Post
Topic
Board Mining (Altcoins)
Re: DIY FPGA Mining rig for any algorithm with fast ROI
by
GPUHoarder
on 05/05/2018, 23:34:43 UTC
I won’t say it’s impossible, but I would be really genuinely surprised. 32MB / hash of total bandwidth (read + write) is needed, and 2MB or so of stashes per hashcore.

You have 1280 URAM blocks of 288kb by 72 bit interface dual ported in the biggest configuration .That’s an incredible amount of internal bandwidth but you can only store 23 or so simultaneous Cryptonight7 2MB blocks in that. The absolute biggest part (which isn’t on the 1525 board) has 360Mbit URAM, 96Mbit BRAM, and 48Mbit Distributed RAM, holding a theoretical 63 MB of pipelines, assuming you didn’t need a single bit of that for the rest of your logic (you do).

The external memory at say 4x64 DIMMs @2666 is only 85GB/s, or 2.6 KH worth of bandwidth with a perfect access pattern.

Even if you could imaginarily use all 2000+ balls on the FPGA for 2666 MT/s DDR style  speeds you’d still only clear 20KH against external memory and that isn’t even real bandwidth.

 Even if you took the biggest part with 128x32 Gbps transceivers to SERDES memory you’d only have 16kH limit from bandwidth.

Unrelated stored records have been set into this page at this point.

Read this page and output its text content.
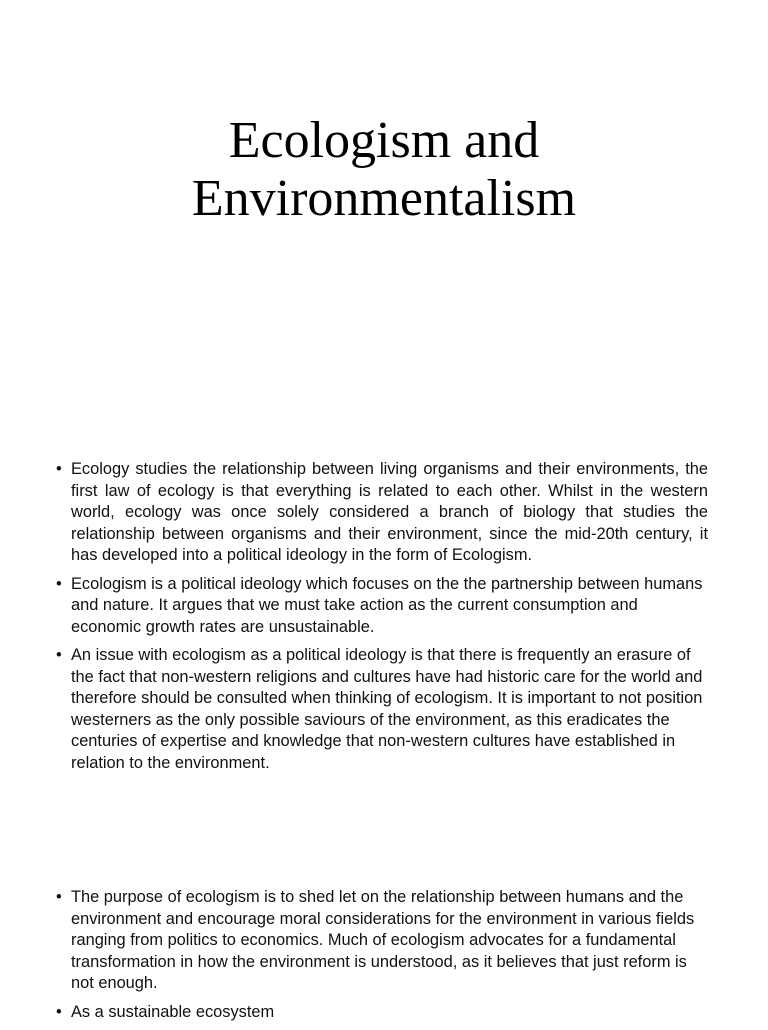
Ecologism and
Environmentalism
• Ecology studies the relationship between living organisms and their environments, the first law of ecology is that everything is related to each other. Whilst in the western world, ecology was once solely considered a branch of biology that studies the relationship between organisms and their environment, since the mid-20th century, it has developed into a political ideology in the form of Ecologism.
• Ecologism is a political ideology which focuses on the the partnership between humans and nature. It argues that we must take action as the current consumption and economic growth rates are unsustainable.
• An issue with ecologism as a political ideology is that there is frequently an erasure of the fact that non-western religions and cultures have had historic care for the world and therefore should be consulted when thinking of ecologism. It is important to not position westerners as the only possible saviours of the environment, as this eradicates the centuries of expertise and knowledge that non-western cultures have established in relation to the environment.
• The purpose of ecologism is to shed let on the relationship between humans and the environment and encourage moral considerations for the environment in various fields ranging from politics to economics. Much of ecologism advocates for a fundamental transformation in how the environment is understood, as it believes that just reform is not enough.
• As a sustainable ecosystem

Unless you break the algorithm itself, there’s no where to find the bandwidth + storage space for 64khs on a single FPGA.

You're missing a really big part of the ultraram. One of the most attractive things that ultraram has to offer. True dual port single clock read/write. Also, when you chain ultrarams together it increases the bus width proportionally to the amount it increases the latency. I never completed monero but my estimates were in the 4-8Kh/s per board range at 100W.





I wasn’t missing it - the true dual port is truly the reason it works as well as it does - write completion before read in the dependency chaining. The issue (at least with cryptonight) isn’t the bandwidth at all, it is the amount available. Ultraram is great in general.


There's also a bunch of block ram and distributed ram. AES itself is tiny (<30K luts) and the secondary hashes don't need to be completed on the FPGA (meaning, you don't really need to put groestl, jh, etc on the fpga, you can just read the 8Kh/s and complete the secondary on CPU). While I have those completed (the secondaries), I had never intended on putting them on the fpga for cryptonight.



Im not sure you actually read my posts on the topic, as you’re repeating a few things I already stated - such as I don’t do secondary hashes on the FPGA. 30k LUTs for AES? That’s a huge amount more than my cores...